Au cours de la seconde question, nous avons imaginé Icare passant son temps à ramasser des plumes et nous savons aussi que le climax aura lieu au cours du vol d’Icare et de Dédale, nous pouvons en déduire logiquement que l’incident déclencheur se produit au moment où Dédale a l’idée des ailes pour s’échapper de la prison.
La question qui s’impose est donc de trouver le moyen d’impliquer Icare dans cet événement charnière de la structure de notre histoire. Nous avons défini Icare comme notre protagoniste. C’est donc par lui que l’intrigue avance.
Maintenant, comme le propose Aristote, imaginons cette scène comme si nous étions un spectateur.
Nous avons Dédale, pensif, absent, absorbé dans la découverte d’un moyen de s’évader de cette prison.
Et nous avons le jeune Icare, agité, désœuvré, avec pour seul horizon son père, le paysage à-travers les barreaux de la cellule, le soleil et ces plumes qu’il ne cesse d’amasser et d’en faire un tas pour tromper son ennui.
Icare joue avec les plumes, tentant de les faire voler à l’aide de son souffle, les collant sur sa peau avec un peu d’eau ou de salive et mimant le vol d’un oiseau…

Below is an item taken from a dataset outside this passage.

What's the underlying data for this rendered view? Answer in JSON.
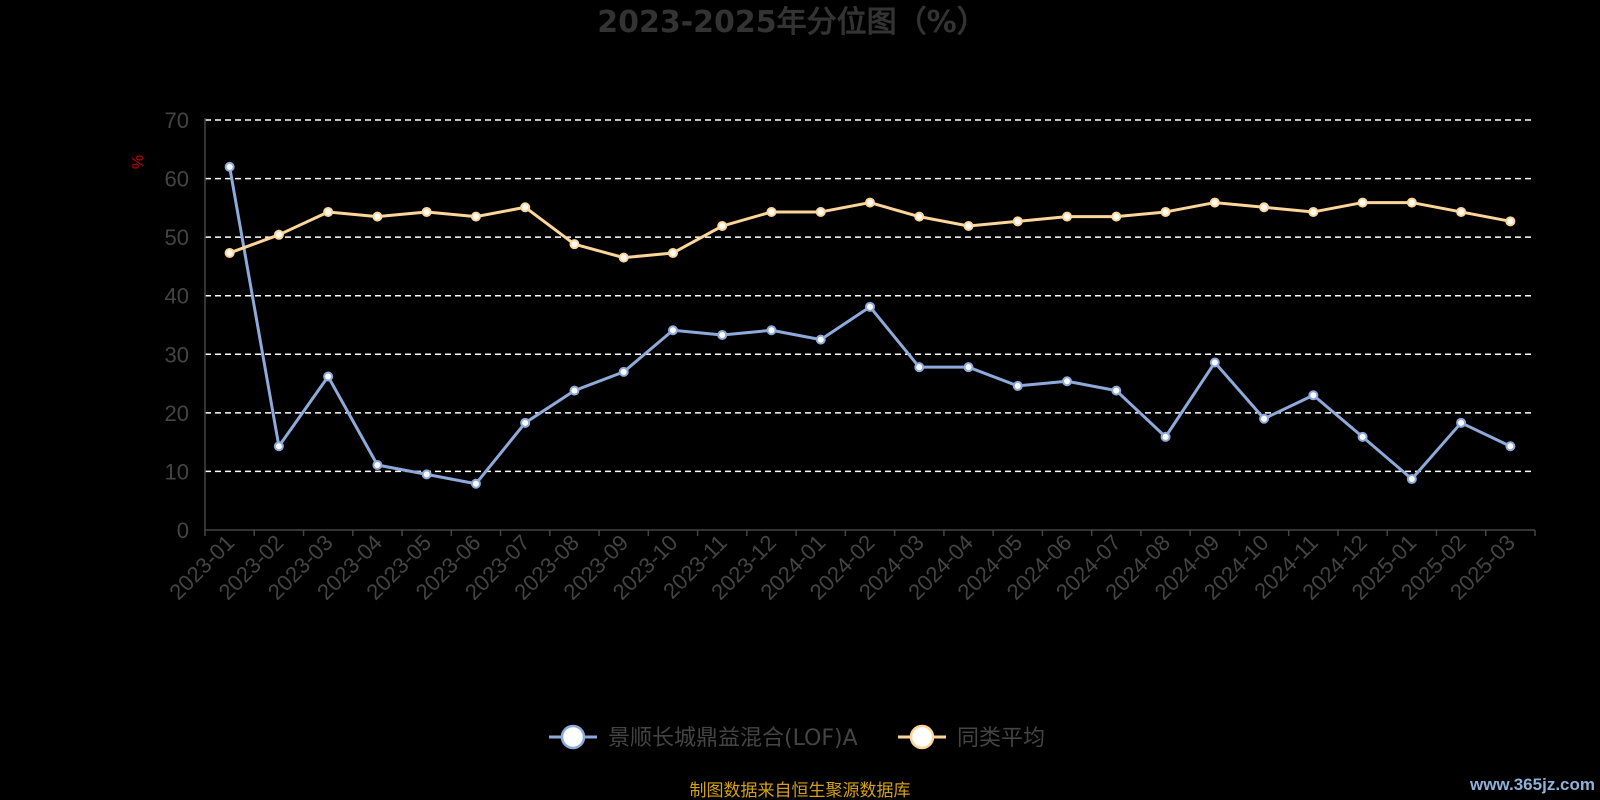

Un père normal et dans des conditions normales aurait certainement réprimandé son fils (devant un tel désordre) mais Dédale est un magnifique inventeur dont l’imagination s’accroche au moindre fait. C’est en regardant Icare jouer avec les plumes que l’idée des ailes se fait jour dans son esprit : des plumes et bien sûr, de la cire !
La réponse à cette quatrième question est devenu évidente : il s’agit du moment où Dédale conçoit l’idée des ailes à la vue d’Icare imitant un oiseau en vol.
Quelle est l’action dramatique du protagoniste ?
A travers cette question, nous devons comprendre ce qui motive le protagoniste, un désir (ou un besoin) secret qui d’une manière ou d’une autre s’interposera dans les décisions du personnage.
Sachant que Dédale s’est débarrassé d’un rival sans scrupule (et c’était pourtant son neveu), on peut s’attendre à une personnalité irascible, ne supportant pas la compétition.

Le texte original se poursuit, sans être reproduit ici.